In 1999 I was Communications Manager for a large
scale, global initiative at the World Bank. We were gutting over 100
disconnected systems and replacing them with a single real-time
application.

At the behest of our Steering Committee, I hired Michael Hammer, the
international best-selling author of Reengineering the Corporation, to
come and speak to our people. We negotiated him to 50% of his regular
daily fee, which was still almost 10% of my total budget. I was not
happy about that.

I programmed Hammer’s time at the WBank heavily. Over the course of the
day we had 6 meetings including two in standing-room-only auditoriums,
one with the Vice Presidents, and one with our 200-person development
team. The only place I let him go unescorted was the bathroom.
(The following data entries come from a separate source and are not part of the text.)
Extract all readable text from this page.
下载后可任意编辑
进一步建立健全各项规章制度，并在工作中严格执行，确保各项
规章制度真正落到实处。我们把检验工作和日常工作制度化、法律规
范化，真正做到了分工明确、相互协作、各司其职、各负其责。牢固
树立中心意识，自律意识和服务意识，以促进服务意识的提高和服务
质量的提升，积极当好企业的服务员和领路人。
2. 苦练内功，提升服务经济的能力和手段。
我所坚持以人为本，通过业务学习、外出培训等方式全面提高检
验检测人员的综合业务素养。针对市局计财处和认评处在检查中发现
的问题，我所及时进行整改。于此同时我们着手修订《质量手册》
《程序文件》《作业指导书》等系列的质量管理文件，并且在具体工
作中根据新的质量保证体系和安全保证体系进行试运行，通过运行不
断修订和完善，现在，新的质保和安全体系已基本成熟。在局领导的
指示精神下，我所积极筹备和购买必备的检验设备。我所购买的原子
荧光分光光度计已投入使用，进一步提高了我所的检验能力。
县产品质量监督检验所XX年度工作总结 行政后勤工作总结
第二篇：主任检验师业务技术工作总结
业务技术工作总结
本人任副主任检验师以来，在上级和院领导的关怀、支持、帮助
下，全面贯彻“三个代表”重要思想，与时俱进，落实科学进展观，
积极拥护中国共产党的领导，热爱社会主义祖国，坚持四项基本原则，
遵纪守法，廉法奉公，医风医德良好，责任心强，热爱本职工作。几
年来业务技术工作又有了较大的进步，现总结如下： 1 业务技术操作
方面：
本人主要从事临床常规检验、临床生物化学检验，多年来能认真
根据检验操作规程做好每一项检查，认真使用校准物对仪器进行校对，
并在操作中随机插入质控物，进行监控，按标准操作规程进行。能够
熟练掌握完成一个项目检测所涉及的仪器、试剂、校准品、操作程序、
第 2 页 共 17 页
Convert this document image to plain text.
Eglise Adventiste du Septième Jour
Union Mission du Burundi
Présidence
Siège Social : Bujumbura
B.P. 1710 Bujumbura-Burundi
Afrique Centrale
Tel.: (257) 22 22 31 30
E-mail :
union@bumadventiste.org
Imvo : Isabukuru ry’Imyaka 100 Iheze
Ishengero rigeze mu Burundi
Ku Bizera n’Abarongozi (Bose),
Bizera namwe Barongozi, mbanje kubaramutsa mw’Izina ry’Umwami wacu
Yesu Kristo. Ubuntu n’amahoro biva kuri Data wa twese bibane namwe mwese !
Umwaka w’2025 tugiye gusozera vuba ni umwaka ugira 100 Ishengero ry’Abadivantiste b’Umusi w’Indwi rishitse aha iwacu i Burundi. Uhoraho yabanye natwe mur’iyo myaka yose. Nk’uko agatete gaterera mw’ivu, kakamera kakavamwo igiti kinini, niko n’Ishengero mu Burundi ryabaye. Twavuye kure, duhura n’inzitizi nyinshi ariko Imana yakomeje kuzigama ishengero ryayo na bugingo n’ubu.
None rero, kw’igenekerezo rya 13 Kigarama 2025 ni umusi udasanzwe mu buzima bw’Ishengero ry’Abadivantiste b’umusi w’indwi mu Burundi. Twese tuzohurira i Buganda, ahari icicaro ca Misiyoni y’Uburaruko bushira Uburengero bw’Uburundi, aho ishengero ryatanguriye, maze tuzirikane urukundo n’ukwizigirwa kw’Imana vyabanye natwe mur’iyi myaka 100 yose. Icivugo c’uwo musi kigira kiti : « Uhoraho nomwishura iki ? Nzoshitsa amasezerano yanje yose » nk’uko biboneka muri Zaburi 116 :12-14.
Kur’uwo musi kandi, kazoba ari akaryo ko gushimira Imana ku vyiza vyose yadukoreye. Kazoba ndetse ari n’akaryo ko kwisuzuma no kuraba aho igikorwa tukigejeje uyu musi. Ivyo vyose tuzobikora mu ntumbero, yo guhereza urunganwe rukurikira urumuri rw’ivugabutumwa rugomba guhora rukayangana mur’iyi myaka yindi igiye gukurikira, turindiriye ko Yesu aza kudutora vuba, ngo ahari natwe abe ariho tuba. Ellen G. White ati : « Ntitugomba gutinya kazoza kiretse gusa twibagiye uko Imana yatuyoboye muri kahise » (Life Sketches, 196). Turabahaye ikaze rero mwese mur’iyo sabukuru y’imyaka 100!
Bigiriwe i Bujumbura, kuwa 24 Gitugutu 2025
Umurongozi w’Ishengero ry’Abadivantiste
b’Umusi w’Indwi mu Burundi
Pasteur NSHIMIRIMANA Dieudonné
As it turned out, that chunk of change gave me more bang for the buck
than any other single activity I supervised. Michael was the kind of
speaker who got better as the day grew longer. Over and over again he
repeated his mantras. One was, The
soft stuff is the hard stuff
. What he meant was that the
technology will work, but the people might not.

It is the people-side of the change equation that is difficult to get
right. It requires an investment in communications, training, and
support, usually 1-3% of the total project. That is a relatively small
but exceedingly important portion.

Participation – Engagement – Buy-in – This is the stuff of successful
change.And it’s not something that can be gained through a transaction.
Rather, it requires generative dialogue. It is, in fact, voluntary
evolution.

Since that time I have dedicated much to understanding how people
change themselves and their business processes. Rather than top-down,
this approach is inside-out.
As people generate new insights and understanding, their behavior
changes. I would say the real territory of change is inner space.

People construct their shared view of the world socially, through
interaction. If you want people to operate synergistically from a
shared vision, you must give them the opportunity to think and talk
about it together. You must go beyond sending emails, constructing
power-points, and otherwise delivering messages to them. Instead you
must convene them. The higher the risk opportunity, the better
face-to-face is for getting the job done.

Every major stakeholder must become a player, with skin in the game and
the chance to craft their destiny. The change leader’s job is not so
much to set the vision and inform everyone else. Rather it is to
convene the players in the right context and allow them to generate the
future they will to strive to achieve. That’s hard… and it all
depends on the soft stuff: creating quality human interaction.